Deskripsi Alternatif:

The fig plant (Ficus carica L.) was typically a Middle East plant that is being cultivated in Indonesia. Though the fig plant was still rare, it has been known that this plant having special quality as antidiabetes. The purpose of this research is to assess the effect of fig fruit water extract on fasting blood glucose (FBG) rate of white mouse male rats (Rattus norvegicus L.) induceed with alloxan monohydrate. The aim of this research is to determine fig fruit water extract effectiveness compared to metphormine, a commercial diabetic drug. Twenty eight test animals with normal FBG rate were used, which were divided to seven groups designated as K.1, K.2, K.3, K.4, K.5, K.6 and K.7. Groups K.1 were used as a control, and not induceed with alloxan monohydrate, while the others, groups K.2 to K.7 were fed used alloxan monohydrate to cause diabetes. Then K.2 was applied as positive control, K.3 was given by metphormine 50 mg/kgBB per oral utilized as a comparator group, whereas K.4, K.5, K.6 and K.7 were applied as test groups which were given a fig fruit water extract with 25, 50, 100 and 200 mg/kgBB dose per oral everyday respectively. The post induction FBG rates were investigated at T0, T7, T14 and T21 utilizing electrical glucotester and Somogyi-Nelson method. The result that the average of post induction FBG rate decreased between T0 and T14 for K.1 to K.7, which were 2.39; -67.13; 524.77; 560.49; 411.47; 487.22; and 406.68 mg/dL respectively.

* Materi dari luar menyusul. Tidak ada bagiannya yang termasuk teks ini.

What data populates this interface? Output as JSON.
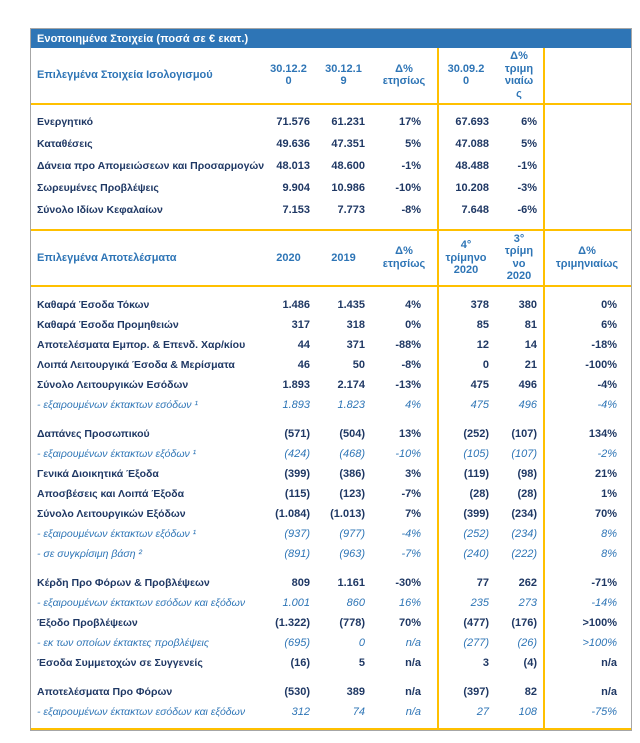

Based on these data, it could be concluded that the fig fruit water can reduce the FBG rate on test animals within 14 days of treatment. The best hypoglycemic effect was obtained on 25 mg/kgBB fig fruit water extract dose per oral everyday, with FBG rate decrease percentage of 85.24%.

1 komentar:

  1. Assalamu 'alaikum.
    Benar juga ya, dimana ada penyakit disitu pasti ada obatnya. ALLOH, Maha Besar.